Synthetic Sapphire and Synthetic Spinel Doublets
Assemblages have been used to imitate various gemstones for many years. Some of the most common are garnet and glass doublets, sapphire and synthetic corundum doublets, synthetic spinel triplets, and beryl triplets.
The Carlsbad laboratory recently examined two uncommon doublets: a 6.45 ct greenish yellow oval mixed cut and a 4.17 ct greenish yellow cushion mixed cut (figure 1). Initial microscopic observation revealed a separation plane near both girdles with flattened, trapped gas bubbles in colorless cement (figure 2, center).

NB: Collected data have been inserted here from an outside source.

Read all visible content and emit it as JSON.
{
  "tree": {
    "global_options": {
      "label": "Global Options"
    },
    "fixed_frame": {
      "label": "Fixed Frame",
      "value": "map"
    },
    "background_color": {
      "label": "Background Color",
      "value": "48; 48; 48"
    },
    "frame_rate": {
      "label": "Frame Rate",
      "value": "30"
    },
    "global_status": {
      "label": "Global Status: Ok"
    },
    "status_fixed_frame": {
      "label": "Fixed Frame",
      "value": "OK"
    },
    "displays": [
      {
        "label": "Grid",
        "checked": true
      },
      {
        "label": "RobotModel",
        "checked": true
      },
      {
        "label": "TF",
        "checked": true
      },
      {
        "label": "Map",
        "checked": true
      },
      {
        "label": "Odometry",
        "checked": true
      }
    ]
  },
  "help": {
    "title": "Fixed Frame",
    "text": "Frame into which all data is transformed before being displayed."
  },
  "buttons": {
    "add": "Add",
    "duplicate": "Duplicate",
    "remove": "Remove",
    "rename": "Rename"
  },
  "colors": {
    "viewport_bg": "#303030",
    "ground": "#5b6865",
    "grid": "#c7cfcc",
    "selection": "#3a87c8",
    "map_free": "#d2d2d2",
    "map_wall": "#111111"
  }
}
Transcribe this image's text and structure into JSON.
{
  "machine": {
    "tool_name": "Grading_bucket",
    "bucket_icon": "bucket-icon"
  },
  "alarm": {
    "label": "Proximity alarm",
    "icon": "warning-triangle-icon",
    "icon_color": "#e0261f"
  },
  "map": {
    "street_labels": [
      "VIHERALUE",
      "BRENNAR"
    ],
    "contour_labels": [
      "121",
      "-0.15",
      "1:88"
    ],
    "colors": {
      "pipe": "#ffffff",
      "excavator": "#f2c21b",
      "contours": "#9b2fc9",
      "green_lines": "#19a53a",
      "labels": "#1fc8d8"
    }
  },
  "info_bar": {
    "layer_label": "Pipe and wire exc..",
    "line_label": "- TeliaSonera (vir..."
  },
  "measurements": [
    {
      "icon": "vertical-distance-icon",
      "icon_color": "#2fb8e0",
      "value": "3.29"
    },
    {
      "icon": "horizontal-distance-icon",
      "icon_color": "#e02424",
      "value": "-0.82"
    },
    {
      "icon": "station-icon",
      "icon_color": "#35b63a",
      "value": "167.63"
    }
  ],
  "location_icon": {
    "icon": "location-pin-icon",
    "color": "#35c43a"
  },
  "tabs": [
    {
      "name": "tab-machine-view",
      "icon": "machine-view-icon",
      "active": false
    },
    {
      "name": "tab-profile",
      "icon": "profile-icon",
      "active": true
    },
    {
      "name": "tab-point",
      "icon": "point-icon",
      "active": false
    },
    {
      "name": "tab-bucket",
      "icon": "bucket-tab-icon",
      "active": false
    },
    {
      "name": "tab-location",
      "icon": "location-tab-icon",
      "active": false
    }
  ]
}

The green crowns were joined to the yellow pavilions with this colorless cement (figure 2, left). An RI of 1.728 and whitish chalky fluorescence under short-wave UV on both crowns were suggestive of synthetic spinel. One of the doublets showed thick green curved color banding. Photoluminescence (PL) emission spectra identified the crowns as synthetic spinel.
In both doublets, the pavilion had a refractive index of 1.760 to 1.768 and was inert to UV radiation. The two assemblages were clean and showed only twining planes (figure 2, right). Faint yellow curved color banding was visible when they were immersed in methylene iodide and observed with a blue color filter. EDXRF analysis showed a chemical composition consistent with synthetic corundum. They contained Ni as a trace element and no Fe, Ga, or Ti.
Microscopic observation and advanced gemological testing confirmed that these were doublets consisting of a synthetic spinel crown and a synthetic sapphire pavilion, joined together with a colorless cement. These are the first assemblages of synthetic spinel and synthetic sapphire observed by GIA.